Meet the tutor: Julia Roebuck
What degree did you do?
The official title was: BSc(Hons) Information Technology (Software Development) but it’s basically a Computer Science degree with a heavy emphasis on programming. I got a 2:1.
Where and when did you do it?
I did my degree at The University of Huddersfield and graduated in 1996. It’s a great place to study and a really good University (well I would say that wouldn’t I!!) It prepared me for work really well as it had close industry ties and meant we were taught the skills needed in the real world. I actually applied for the course when it was a Polytechnic and the year I started 1992, it turned into a University which was a nice surprise when I arrived!
What got you into Computing?
I was a bit of a late-comer to computing. I wasn’t very geeky with technology growing up. It was all a bit of a mystery to me and I remember being in a computing class at school aged about 12 listening to the teacher talking about zeros and ones and not understanding it! (They were teaching binary). Then, when I was 17 I went to college to do a BTEC National Diploma in Business and Finance because I didn’t know what else to do. As part of that course I did some Cobol programming and I loved it. It was then that I realised I wanted to work with computers. I applied to Huddersfield (Polytechnic) to do a degree and I’ve never looked back.
What programming languages do you know?
I’ve worked mainly in C++ and Java, but I’ve done lots of others: Python, Swift, Pascal, VB, SQL, T-SQL and Prolog. When I did my degree, Huddersfield Uni taught us how to learn new programming languages quickly so I try and pass that skill onto my students where possible.
What is your favourite language?
I have a soft spot for SQL and T-SQL : it’s used with Databases.

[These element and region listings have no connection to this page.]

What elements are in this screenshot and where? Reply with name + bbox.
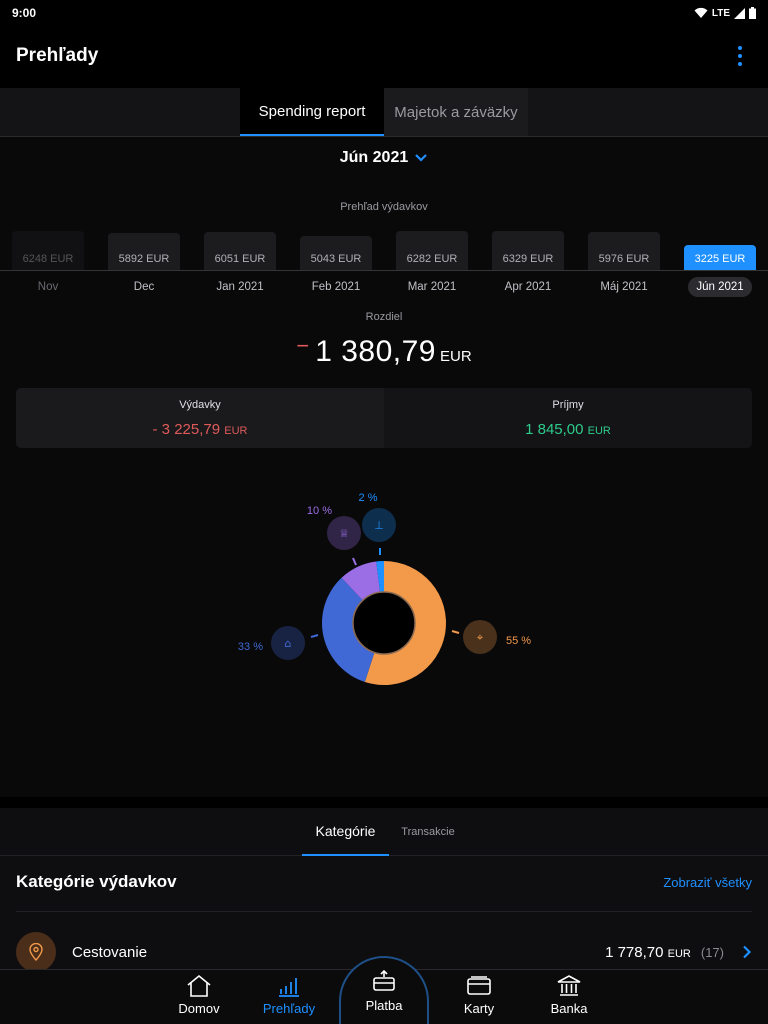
month-selector[interactable]: Jún 2021 — [0, 149, 768, 167]
month-label: Jún 2021 — [339, 149, 409, 166]
nav-overviews-label: Prehľady — [262, 1001, 316, 1016]
tab-spending-report[interactable]: Spending report — [240, 88, 384, 136]
x-axis-label[interactable]: Apr 2021 — [480, 281, 576, 293]
pipe-icon-glyph: ⊥ — [374, 519, 384, 532]
category-amount: 1 778,70 EUR — [605, 943, 691, 961]
bar-1[interactable]: 5892 EUR — [108, 233, 180, 270]
top-tabs: Spending report Majetok a záväzky — [0, 88, 768, 137]
expenses-amount: - 3 225,79 EUR — [152, 420, 248, 438]
bar-3[interactable]: 5043 EUR — [300, 236, 372, 270]
bar-value-label: 6282 EUR — [406, 253, 458, 265]
donut-percent-label: 2 % — [359, 492, 378, 504]
difference-sign: − — [296, 333, 310, 358]
bottom-nav: Domov Prehľady Platba Karty Banka — [0, 956, 768, 1024]
chart-baseline — [0, 270, 768, 271]
income-amount: 1 845,00 EUR — [525, 420, 611, 438]
income-summary[interactable]: Príjmy 1 845,00 EUR — [384, 388, 752, 448]
cards-icon — [467, 976, 491, 995]
overview-label: Prehľad výdavkov — [340, 201, 428, 213]
bar-5[interactable]: 6329 EUR — [492, 231, 564, 270]
donut-leader-line — [352, 557, 357, 566]
income-label: Príjmy — [552, 398, 584, 411]
divider — [16, 911, 752, 912]
status-icons: LTE — [694, 7, 756, 19]
spending-report-content: Jún 2021 Prehľad výdavkov 6248 EUR 5892 E… — [0, 137, 768, 797]
difference-label: Rozdiel — [365, 311, 403, 323]
difference-currency: EUR — [439, 348, 472, 365]
sub-tabs: Kategórie Transakcie — [0, 808, 768, 856]
bar-0[interactable]: 6248 EUR — [12, 231, 84, 270]
signal-icon — [734, 7, 745, 19]
more-options-button[interactable] — [728, 41, 752, 71]
tab-categories[interactable]: Kategórie — [302, 808, 389, 856]
summary-card: Výdavky - 3 225,79 EUR Príjmy 1 845,00 E… — [16, 388, 752, 448]
categories-title: Kategórie výdavkov — [16, 872, 177, 891]
bar-value-label: 5892 EUR — [118, 253, 170, 265]
status-bar: 9:00 LTE — [0, 0, 768, 26]
tab-transactions[interactable]: Transakcie — [392, 808, 464, 856]
nav-bank-label: Banka — [550, 1001, 588, 1016]
nav-cards-label: Karty — [463, 1001, 495, 1016]
bar-value-label: 5976 EUR — [598, 253, 650, 265]
more-vert-icon — [738, 46, 742, 50]
bar-value-label: 5043 EUR — [310, 253, 362, 265]
donut-percent-label: 10 % — [307, 505, 332, 517]
page-title: Prehľady — [16, 45, 99, 66]
donut-center — [352, 591, 416, 655]
tab-assets-liabilities[interactable]: Majetok a záväzky — [384, 88, 528, 136]
donut-percent-label: 33 % — [238, 641, 263, 653]
wifi-icon — [694, 7, 708, 18]
battery-icon — [749, 7, 756, 19]
nav-payment-label: Platba — [365, 998, 403, 1013]
bar-4[interactable]: 6282 EUR — [396, 231, 468, 270]
home-icon — [187, 974, 211, 997]
x-axis-label[interactable]: Mar 2021 — [384, 281, 480, 293]
bar-2[interactable]: 6051 EUR — [204, 232, 276, 270]
expenses-label: Výdavky — [179, 398, 221, 411]
home-icon-glyph: ⌂ — [285, 637, 292, 650]
donut-svg: ⌖ 55 % ⌂ 33 % ♕ 10 % ⊥ 2 % — [238, 492, 531, 685]
bar-chart-icon — [279, 978, 299, 997]
difference-value: −1 380,79 EUR — [0, 333, 768, 369]
payment-icon — [373, 970, 395, 991]
category-count: (17) — [700, 944, 724, 960]
nav-bank[interactable]: Banka — [524, 974, 614, 1024]
expenses-summary[interactable]: Výdavky - 3 225,79 EUR — [16, 388, 384, 448]
nav-cards[interactable]: Karty — [434, 974, 524, 1024]
nav-home[interactable]: Domov — [154, 974, 244, 1024]
bar-value-label: 3225 EUR — [694, 253, 746, 265]
x-axis-label[interactable]: Feb 2021 — [288, 281, 384, 293]
location-pin-icon — [16, 932, 56, 972]
bar-value-label: 6248 EUR — [22, 253, 74, 265]
bank-icon — [557, 975, 581, 996]
x-axis-label[interactable]: Máj 2021 — [576, 281, 672, 293]
categories-header: Kategórie výdavkov Zobraziť všetky — [16, 872, 752, 892]
bottom-panel: Kategórie Transakcie Kategórie výdavkov … — [0, 808, 768, 972]
category-donut-chart[interactable]: ⌖ 55 % ⌂ 33 % ♕ 10 % ⊥ 2 % — [0, 477, 768, 717]
network-label: LTE — [711, 7, 730, 19]
donut-leader-line — [310, 634, 319, 638]
bar-7[interactable]: 3225 EUR — [684, 245, 756, 270]
donut-leader-line — [451, 630, 460, 634]
category-name: Cestovanie — [72, 943, 148, 961]
nav-home-label: Domov — [178, 1001, 220, 1016]
show-all-link[interactable]: Zobraziť všetky — [663, 875, 752, 890]
chef-hat-icon-glyph: ♕ — [339, 527, 349, 540]
location-pin-icon-glyph: ⌖ — [477, 631, 483, 644]
x-axis-label[interactable]: Nov — [0, 281, 96, 293]
bar-value-label: 6329 EUR — [502, 253, 554, 265]
x-axis-label[interactable]: Jan 2021 — [192, 281, 288, 293]
nav-overviews[interactable]: Prehľady — [244, 974, 334, 1024]
x-axis-label[interactable]: Dec — [96, 281, 192, 293]
app-bar: Prehľady — [0, 26, 768, 86]
chevron-down-icon — [415, 153, 428, 162]
x-axis-label[interactable]: Jún 2021 — [672, 277, 768, 297]
donut-percent-label: 55 % — [506, 635, 531, 647]
bar-value-label: 6051 EUR — [214, 253, 266, 265]
chevron-right-icon — [743, 945, 752, 959]
difference-amount: 1 380,79 — [315, 335, 436, 368]
bar-6[interactable]: 5976 EUR — [588, 232, 660, 270]
status-time: 9:00 — [12, 6, 37, 20]
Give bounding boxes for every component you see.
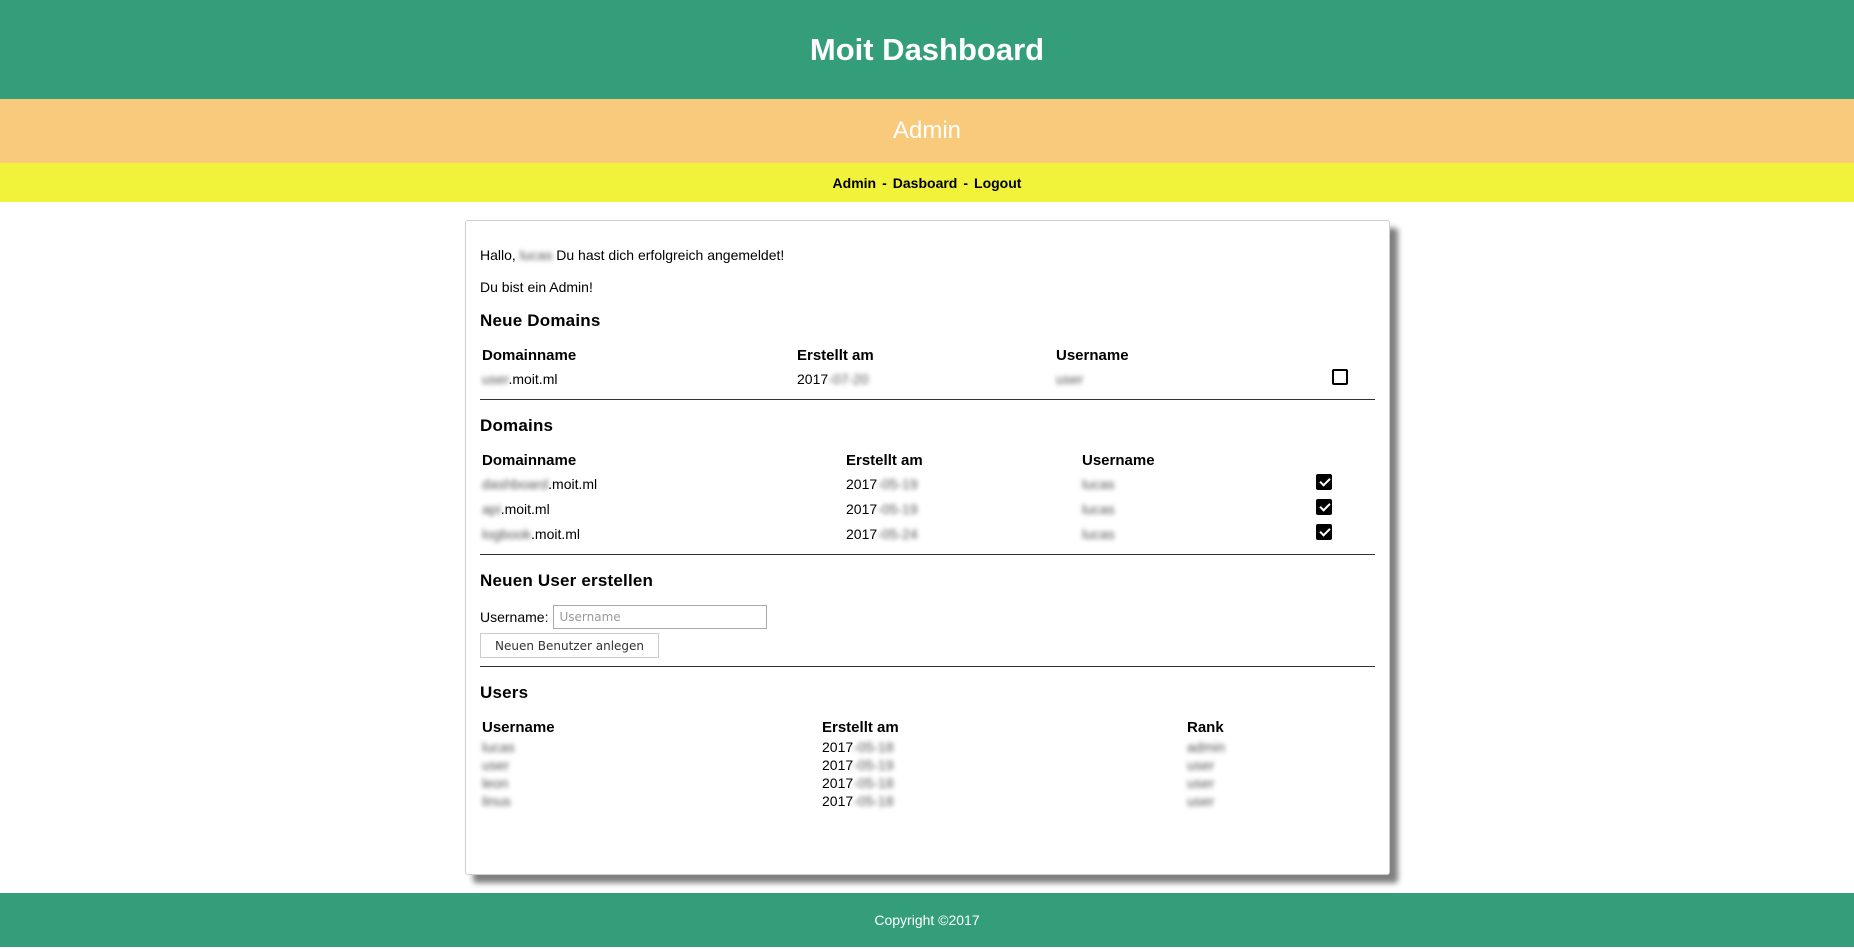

Otherwise it’s Java.
What sort of things have you programmed?
All sorts of things: I’ve worked on dentistry software for the Swedish NHS, financing cars for Ford Credit, internet spreadbetting software, food manufacturing software, college course software and telecoms.
Would you recommend a career in Computing?
Definitely! It’s a particularly good career for women and girls and it really saddens me that there are so few women in computing. Also, there’s lots of jobs so someone qualified will never be out of work. If you have a degree in computing you can pretty much get access into any country of the world to work.
What do you like most about teaching?
I love seeing my students learn and develop their computing skills. When I started teaching I didn’t realise how much I’d want each student to do well. I really love their enthusiasm about the subject and it reminds me of when I discovered computers.
What do you do in your spare time?
I try and use as much of my spare time as possible playing the violin. I am an adult learner and started five years ago having never played before. I’ve passed up to grade 4 and am preparing for grade 5. I play in a local amateur orchestra and also fiddle for a local Morris Dance side. I also love swimming so go to the local pool as much as I can fit in.
Do you have any advice for new students?
Learning to program takes lots of practice (a bit like the violin!), so keep practicing as much as possible. It’s also a very big subject and there’s always something to learn so don’t expect to know it all.